日本語の秘密 5/33


日本語の秘密/ The Key to NIHON-GO

by 岸本建夫 [Kishimoto Tatsuo] 1999
OCR/Corr by most.cyak@gmail.com, Oct 2014


Section 1 The Extremely Simple Rules of Japanese

→ The character し should be written as si rather than shi

  Japan began to modernize in the latter half of the 19th century, and by the time the Edo Period changed to the Meiji Period (1868-1911) it had already deepened its contact with the West. This was the first time that Roman letters were spread to represent Japanese characters. Now, nearly 150 years have passed since then. Strangely enough, however, the usage of Roman letters to write Japanese was never made uniform. The Japanese syllabary table used in this book was adapted by the “Japan Society for Roman Letters”, but this table is not always used. For example, the following illustrates alternative romanizations for some characters.

     し: si or shi
     つ: tu or tsu
     ち: ti or chi
     じ: zi or ji

  If you ask why this has happened, I believe it has a lot to do with the influence of the English language. The above readings shi and tsu were created by an American ── James Curtis Hepburn (1815-1911), the first premier of Meiji Gakuin University; and are part of the so-called Hepburn Method. This method makes Japanese romanizations closer to English in style. At present, the Hepburn Method is predominant in Japan. The signs at stations are written using the Hepburn Method. This shows the decisive influence that the American troops had during the occupation of postwar Japan.

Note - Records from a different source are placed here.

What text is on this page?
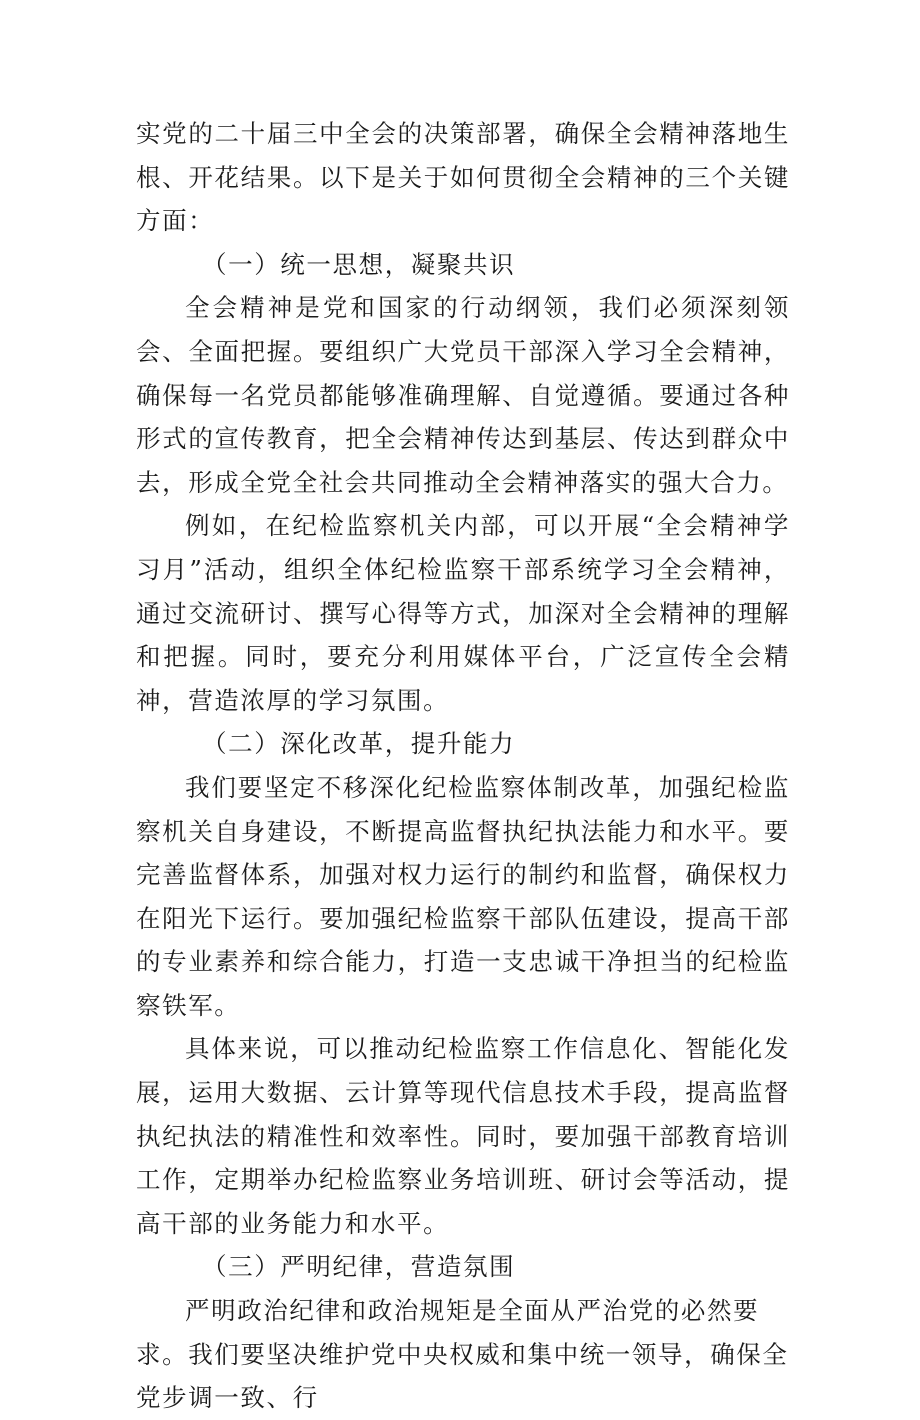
实党的二十届三中全会的决策部署，确保全会精神落地生根、开花结果。以下是关于如何贯彻全会精神的三个关键方面：

（一）统一思想，凝聚共识

全会精神是党和国家的行动纲领，我们必须深刻领会、全面把握。要组织广大党员干部深入学习全会精神，确保每一名党员都能够准确理解、自觉遵循。要通过各种形式的宣传教育，把全会精神传达到基层、传达到群众中去，形成全党全社会共同推动全会精神落实的强大合力。

例如，在纪检监察机关内部，可以开展“全会精神学习月”活动，组织全体纪检监察干部系统学习全会精神，通过交流研讨、撰写心得等方式，加深对全会精神的理解和把握。同时，要充分利用媒体平台，广泛宣传全会精神，营造浓厚的学习氛围。

（二）深化改革，提升能力

我们要坚定不移深化纪检监察体制改革，加强纪检监察机关自身建设，不断提高监督执纪执法能力和水平。要完善监督体系，加强对权力运行的制约和监督，确保权力在阳光下运行。要加强纪检监察干部队伍建设，提高干部的专业素养和综合能力，打造一支忠诚干净担当的纪检监察铁军。

具体来说，可以推动纪检监察工作信息化、智能化发展，运用大数据、云计算等现代信息技术手段，提高监督执纪执法的精准性和效率性。同时，要加强干部教育培训工作，定期举办纪检监察业务培训班、研讨会等活动，提高干部的业务能力和水平。

（三）严明纪律，营造氛围

严明政治纪律和政治规矩是全面从严治党的必然要求。我们要坚决维护党中央权威和集中统一领导，确保全党步调一致、行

  The “Hepburn Method” is inappropriate as a method of expressing Japanese, however. The original Japanese “a-i-u-e-o” table is arranged so that characters consist of either a vowel or a combination of one consonant and one vowel. However, the Hepburn Method breaks this rule by creating exceptions like three letter romanizations for characters consisting of two consonants and one vowel, making Japanese romanizations irrational. I can’t say that the fad for using the Hepburn Method is very desirable, but in the present day when the influence of English is stronger than ever, I suppose there is nothing one can do to change the situation. When you understand why this difference has emerged, it would be a good idea to learn both types of readings, since neither method is very difficult to learn.